Based on Friday's Rmb18.25 close in Shanghai, the Hong Kong IPO has been priced at an 18.8% discount to its A-shares on a forward price to book basis.
But the Shanghai stock has come under some selling pressure since the IPO order book opened on March 27. Over the course of the week, it fell 3.37% and did particularly badly on Wednesday 29 when it fell 3.21% on one day.
Likewise, its nearest comparables have also come under selling pressure in both Hong Kong and China.
Haitong Securities, China’s third most profitable brokerage, has been on a declining trend since March 20 in Hong Kong.
Since then, its H-shares have fallen 8.52% to Monday’s HK$13.12 close. Year-to-date it is down 1.35% to the same close.
In China, Haitong’s A-share price has been falling since March 16.
It is down 7.54% to last Friday’s Rmb14.60 close (there was no trading this Monday because of China’s two-day Ching Ming public holiday). Year-to-date it is down 7.3%.
Citic Securities, China’s most profitable broker, has fallen 2.84% since March 16 in Shanghai and is down 0.31% to Friday’s Rmb16.11 close.
In Hong Kong, its H-shares are down 5.27%% since March 21 to Monday’s HK$16.10 close, but is up 1.52% year-to-date.
Closing the valuation gap?
“Both Haitong and Citic are liquid stocks so a number of names went short in the hope of executing long positions in Guotai Junan,” one banker explained.

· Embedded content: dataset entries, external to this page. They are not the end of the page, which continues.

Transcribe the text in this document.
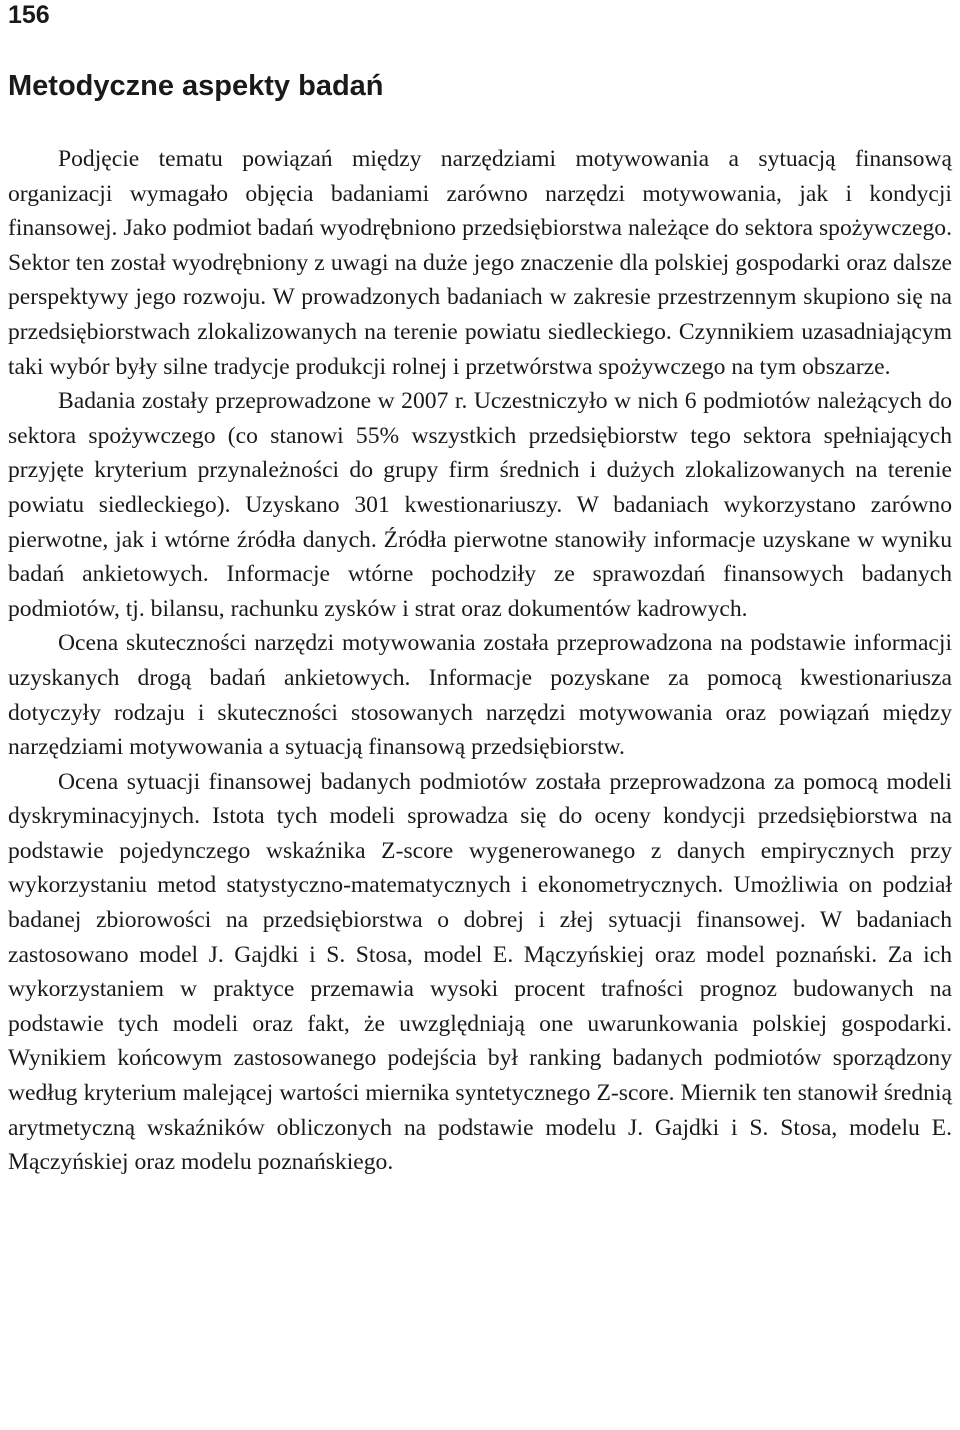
156
Metodyczne aspekty badań

Podjęcie tematu powiązań między narzędziami motywowania a sytuacją finansową organizacji wymagało objęcia badaniami zarówno narzędzi motywowania, jak i kondycji finansowej. Jako podmiot badań wyodrębniono przedsiębiorstwa należące do sektora spożywczego. Sektor ten został wyodrębniony z uwagi na duże jego znaczenie dla polskiej gospodarki oraz dalsze perspektywy jego rozwoju. W prowadzonych badaniach w zakresie przestrzennym skupiono się na przedsiębiorstwach zlokalizowanych na terenie powiatu siedleckiego. Czynnikiem uzasadniającym taki wybór były silne tradycje produkcji rolnej i przetwórstwa spożywczego na tym obszarze.

Badania zostały przeprowadzone w 2007 r. Uczestniczyło w nich 6 podmiotów należących do sektora spożywczego (co stanowi 55% wszystkich przedsiębiorstw tego sektora spełniających przyjęte kryterium przynależności do grupy firm średnich i dużych zlokalizowanych na terenie powiatu siedleckiego). Uzyskano 301 kwestionariuszy. W badaniach wykorzystano zarówno pierwotne, jak i wtórne źródła danych. Źródła pierwotne stanowiły informacje uzyskane w wyniku badań ankietowych. Informacje wtórne pochodziły ze sprawozdań finansowych badanych podmiotów, tj. bilansu, rachunku zysków i strat oraz dokumentów kadrowych.

Ocena skuteczności narzędzi motywowania została przeprowadzona na podstawie informacji uzyskanych drogą badań ankietowych. Informacje pozyskane za pomocą kwestionariusza dotyczyły rodzaju i skuteczności stosowanych narzędzi motywowania oraz powiązań między narzędziami motywowania a sytuacją finansową przedsiębiorstw.

Ocena sytuacji finansowej badanych podmiotów została przeprowadzona za pomocą modeli dyskryminacyjnych. Istota tych modeli sprowadza się do oceny kondycji przedsiębiorstwa na podstawie pojedynczego wskaźnika Z-score wygenerowanego z danych empirycznych przy wykorzystaniu metod statystyczno-matematycznych i ekonometrycznych. Umożliwia on podział badanej zbiorowości na przedsiębiorstwa o dobrej i złej sytuacji finansowej. W badaniach zastosowano model J. Gajdki i S. Stosa, model E. Mączyńskiej oraz model poznański. Za ich wykorzystaniem w praktyce przemawia wysoki procent trafności prognoz budowanych na podstawie tych modeli oraz fakt, że uwzględniają one uwarunkowania polskiej gospodarki. Wynikiem końcowym zastosowanego podejścia był ranking badanych podmiotów sporządzony według kryterium malejącej wartości miernika syntetycznego Z-score. Miernik ten stanowił średnią arytmetyczną wskaźników obliczonych na podstawie modelu J. Gajdki i S. Stosa, modelu E. Mączyńskiej oraz modelu poznańskiego.
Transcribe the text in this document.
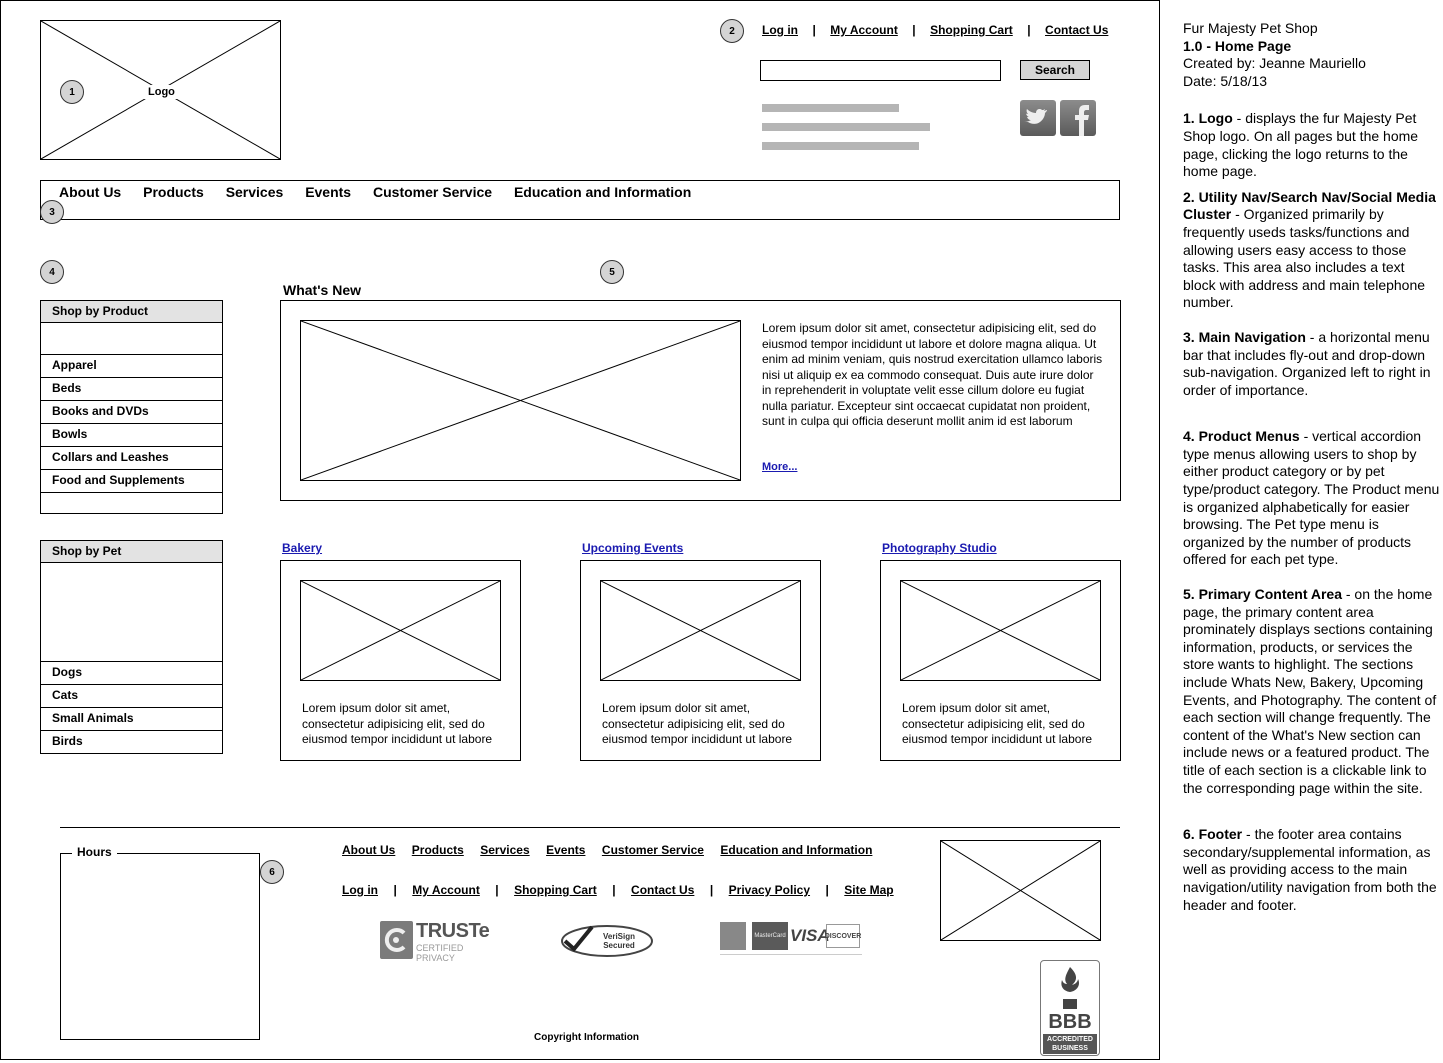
Logo
1
2	Log in | My Account | Shopping Cart | Contact Us
Search
About Us Products Services Events Customer Service Education and Information
3
4
Shop by Product
Apparel
Beds
Books and DVDs
Bowls
Collars and Leashes
Food and Supplements
Shop by Pet
Dogs
Cats
Small Animals
Birds
5
What's New
Lorem ipsum dolor sit amet, consectetur adipisicing elit, sed do eiusmod tempor incididunt ut labore et dolore magna aliqua. Ut enim ad minim veniam, quis nostrud exercitation ullamco laboris nisi ut aliquip ex ea commodo consequat. Duis aute irure dolor in reprehenderit in voluptate velit esse cillum dolore eu fugiat nulla pariatur. Excepteur sint occaecat cupidatat non proident, sunt in culpa qui officia deserunt mollit anim id est laborum
More...
Bakery
Lorem ipsum dolor sit amet, consectetur adipisicing elit, sed do eiusmod tempor incididunt ut labore
Upcoming Events
Lorem ipsum dolor sit amet, consectetur adipisicing elit, sed do eiusmod tempor incididunt ut labore
Photography Studio
Lorem ipsum dolor sit amet, consectetur adipisicing elit, sed do eiusmod tempor incididunt ut labore
Hours
6
About Us Products Services Events Customer Service Education and Information
Log in | My Account | Shopping Cart | Contact Us | Privacy Policy | Site Map
TRUSTe
CERTIFIED PRIVACY
VeriSign
Secured
MasterCard VISA
DISCOVER
BBB
ACCREDITED
BUSINESS
Copyright Information

Fur Majesty Pet Shop

1.0 - Home Page

Created by: Jeanne Mauriello

Date: 5/18/13

1. Logo - displays the fur Majesty Pet Shop logo. On all pages but the home page, clicking the logo returns to the home page.

2. Utility Nav/Search Nav/Social Media Cluster - Organized primarily by frequently useds tasks/functions and allowing users easy access to those tasks. This area also includes a text block with address and main telephone number.

3. Main Navigation - a horizontal menu bar that includes fly-out and drop-down sub-navigation. Organized left to right in order of importance.

4. Product Menus - vertical accordion type menus allowing users to shop by either product category or by pet type/product category. The Product menu is organized alphabetically for easier browsing. The Pet type menu is organized by the number of products offered for each pet type.

5. Primary Content Area - on the home page, the primary content area prominately displays sections containing information, products, or services the store wants to highlight. The sections include Whats New, Bakery, Upcoming Events, and Photography. The content of each section will change frequently. The content of the What's New section can include news or a featured product. The title of each section is a clickable link to the corresponding page within the site.

6. Footer - the footer area contains secondary/supplemental information, as well as providing access to the main navigation/utility navigation from both the header and footer.
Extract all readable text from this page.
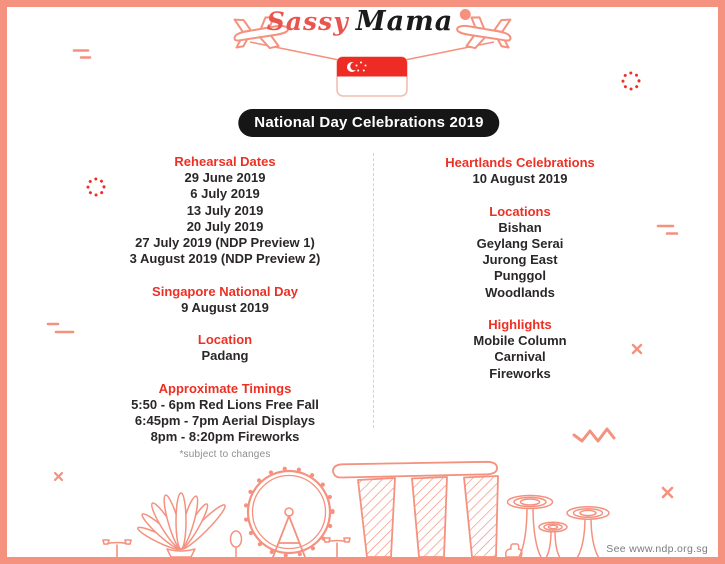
Sassy Mama
National Day Celebrations 2019
Rehearsal Dates
29 June 2019
6 July 2019
13 July 2019
20 July 2019
27 July 2019 (NDP Preview 1)
3 August 2019 (NDP Preview 2)
Singapore National Day
9 August 2019
Location
Padang
Approximate Timings
5:50 - 6pm Red Lions Free Fall
6:45pm - 7pm Aerial Displays
8pm - 8:20pm Fireworks
*subject to changes
Heartlands Celebrations
10 August 2019
Locations
Bishan
Geylang Serai
Jurong East
Punggol
Woodlands
Highlights
Mobile Column
Carnival
Fireworks
See www.ndp.org.sg
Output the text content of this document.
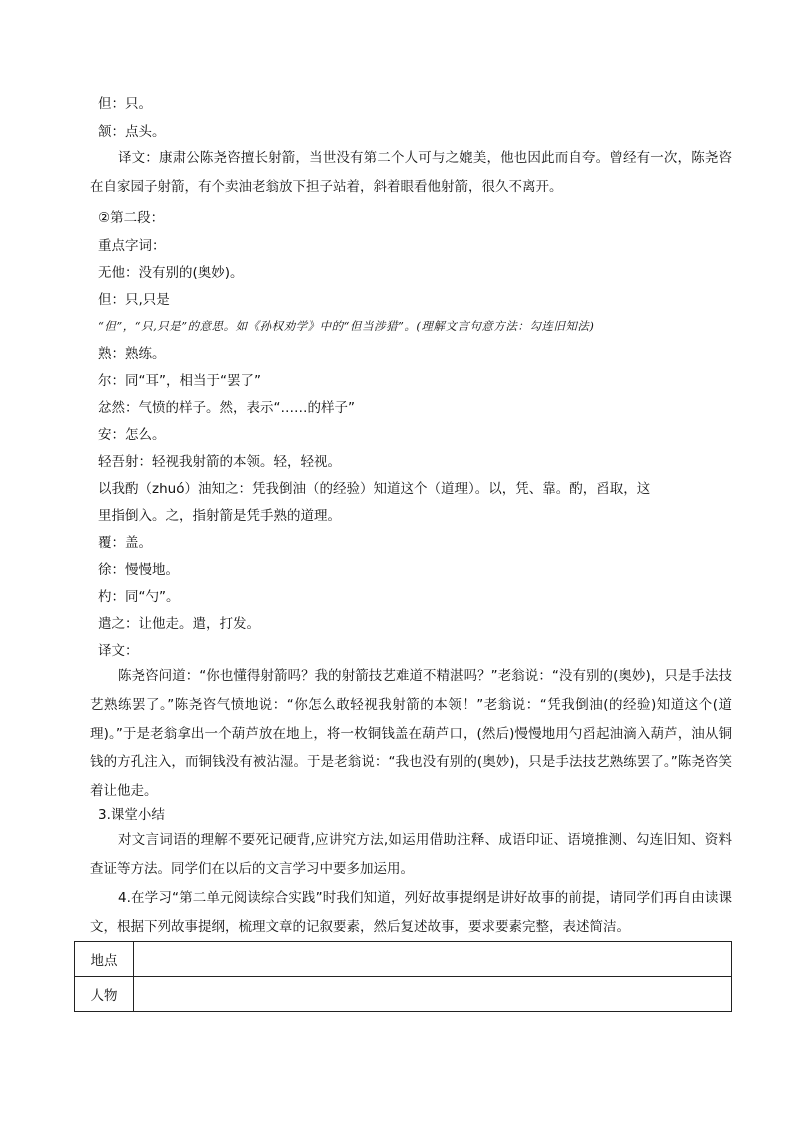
但：只。
颔：点头。
译文：康肃公陈尧咨擅长射箭，当世没有第二个人可与之媲美，他也因此而自夸。曾经有一次，陈尧咨在自家园子射箭，有个卖油老翁放下担子站着，斜着眼看他射箭，很久不离开。
②第二段：
重点字词：
无他：没有别的(奥妙)。
但：只,只是
“但”，“只,只是”的意思。如《孙权劝学》中的“但当涉猎”。(理解文言句意方法：勾连旧知法)
熟：熟练。
尔：同“耳”，相当于“罢了”
忿然：气愤的样子。然，表示“……的样子”
安：怎么。
轻吾射：轻视我射箭的本领。轻，轻视。
以我酌（zhuó）油知之：凭我倒油（的经验）知道这个（道理）。以，凭、靠。酌，舀取，这
里指倒入。之，指射箭是凭手熟的道理。
覆：盖。
徐：慢慢地。
杓：同“勺”。
遣之：让他走。遣，打发。
译文：
陈尧咨问道：“你也懂得射箭吗？我的射箭技艺难道不精湛吗？”老翁说：“没有别的(奥妙)，只是手法技艺熟练罢了。”陈尧咨气愤地说：“你怎么敢轻视我射箭的本领！”老翁说：“凭我倒油(的经验)知道这个(道理)。”于是老翁拿出一个葫芦放在地上，将一枚铜钱盖在葫芦口，(然后)慢慢地用勺舀起油滴入葫芦，油从铜钱的方孔注入，而铜钱没有被沾湿。于是老翁说：“我也没有别的(奥妙)，只是手法技艺熟练罢了。”陈尧咨笑着让他走。
3.课堂小结
对文言词语的理解不要死记硬背,应讲究方法,如运用借助注释、成语印证、语境推测、勾连旧知、资料查证等方法。同学们在以后的文言学习中要多加运用。
4.在学习“第二单元阅读综合实践”时我们知道，列好故事提纲是讲好故事的前提，请同学们再自由读课文，根据下列故事提纲，梳理文章的记叙要素，然后复述故事，要求要素完整，表述简洁。
地点	
人物	
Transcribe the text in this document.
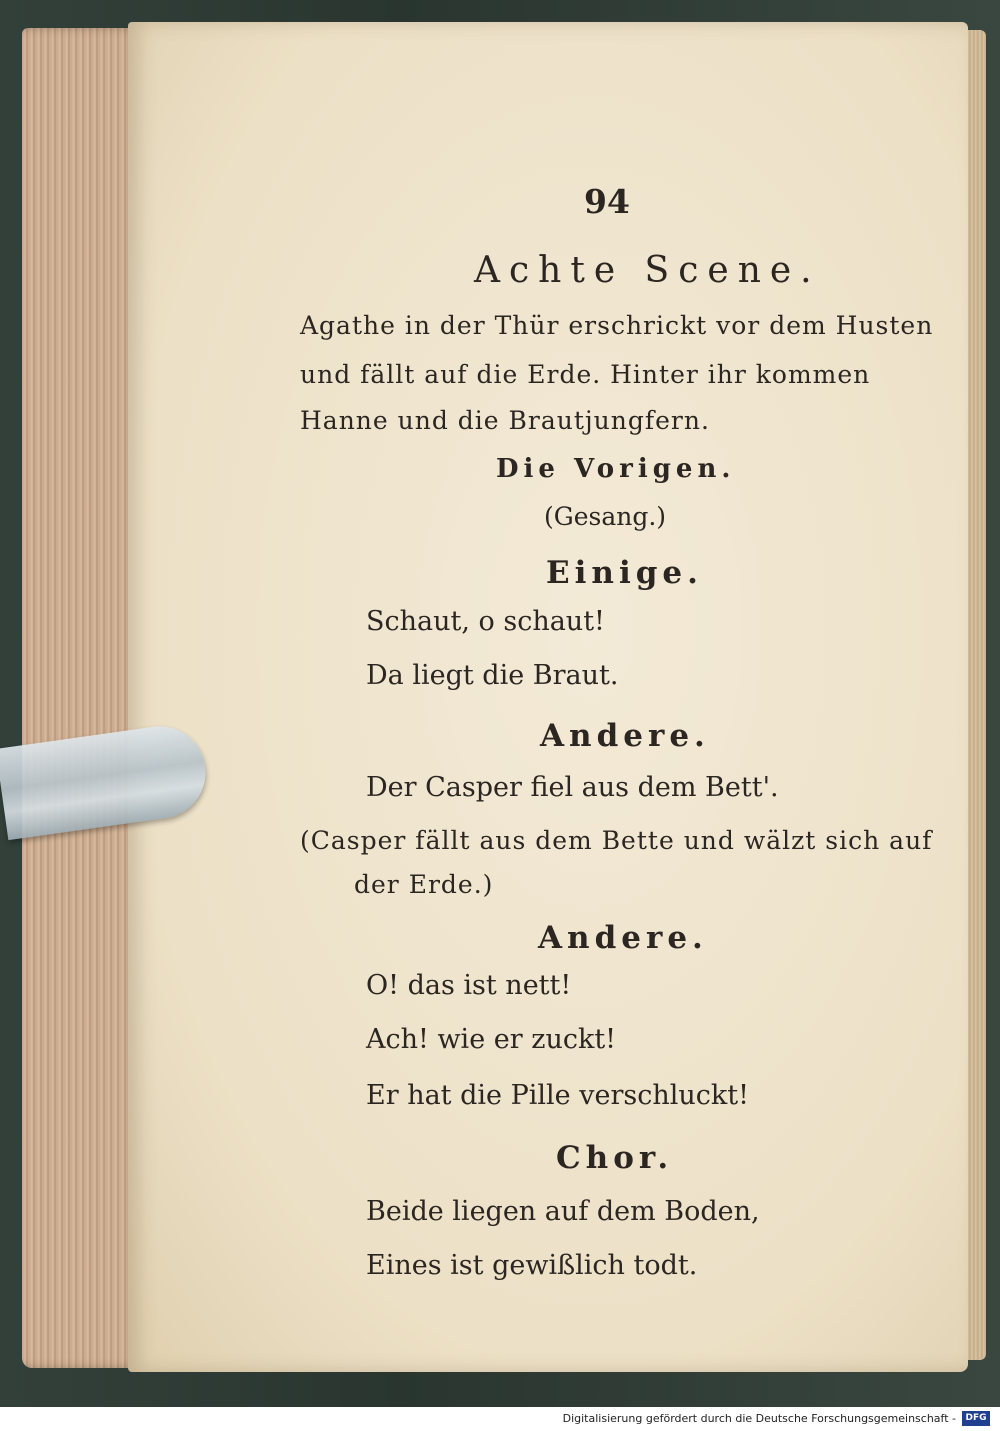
94
Achte Scene.
Agathe in der Thür erschrickt vor dem Husten
und fällt auf die Erde. Hinter ihr kommen
Hanne und die Brautjungfern.
Die Vorigen.
(Gesang.)
Einige.
Schaut, o schaut!
Da liegt die Braut.
Andere.
Der Casper fiel aus dem Bett'.
(Casper fällt aus dem Bette und wälzt sich auf
der Erde.)
Andere.
O! das ist nett!
Ach! wie er zuckt!
Er hat die Pille verschluckt!
Chor.
Beide liegen auf dem Boden,
Eines ist gewißlich todt.
Digitalisierung gefördert durch die Deutsche Forschungsgemeinschaft -	DFG
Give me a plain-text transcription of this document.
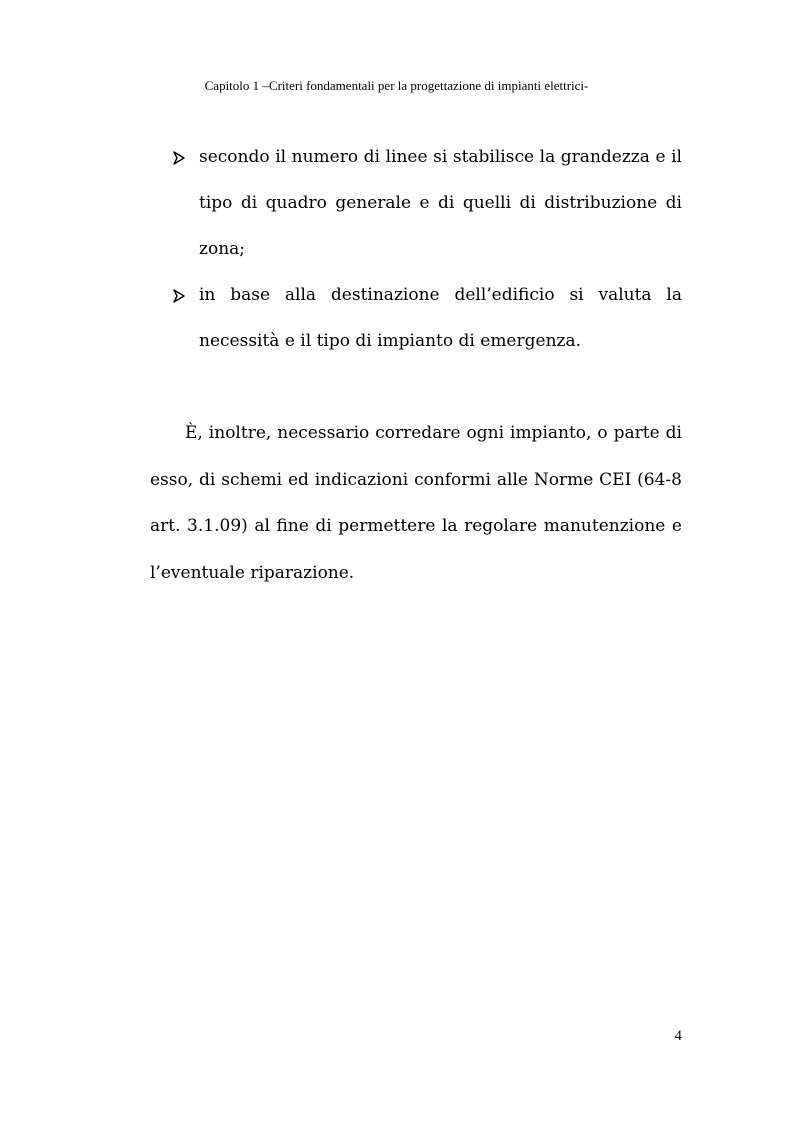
Capitolo 1 –Criteri fondamentali per la progettazione di impianti elettrici-
secondo il numero di linee si stabilisce la grandezza e il tipo di quadro generale e di quelli di distribuzione di zona;
in base alla destinazione dell’edificio si valuta la necessità e il tipo di impianto di emergenza.
È, inoltre, necessario corredare ogni impianto, o parte di esso, di schemi ed indicazioni conformi alle Norme CEI (64-8 art. 3.1.09) al fine di permettere la regolare manutenzione e l’eventuale riparazione.
4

“A number of accounts also said they’d decided to rotate out of Citic and Haitong because they feel Guotai Junan is a strong company with the potential to close the valuation gap even further over the next couple of quarters,” the banked added.
At its fixed price of HK$15.84 per share, Guotai Junan has been priced on a consensus forward price to book multiple of 1.08 times compared to 1.16 for Citic and 1.13 times for Haitong.
When books first opened, this discount stood at 10% based on Citic and Haitong’s blended H-share average valuation. Based on Monday’s close, it stood at 5.9%.
Guotai Junan is currently trading at 1.33 forward book in Shanghai compared to 1.25 for Citic and 1.52 for Haitong.
When the order books opened on Friday 24th, it was trading at a 3.53% discount to their blended average. When they closed last Friday, it was trading at a 4.25% discount.
The H-share IPO has also been buoyed by Standard & Poor’s decision to place the group’s BBB credit rating on positive outlook. In a statement, released last Friday, the rating agency said the IPO has boosted the group’s risk adjusted capital by three percentage points.
Citic and Haitong also both have a BBB rating, but the former is on stable outlook and the latter negative outlook.
Joint sponsors for the IPO are Guotai Junan International, Bank of America Merrill Lynch, Goldman Sachs and Shanghai Pudong Development Bank international.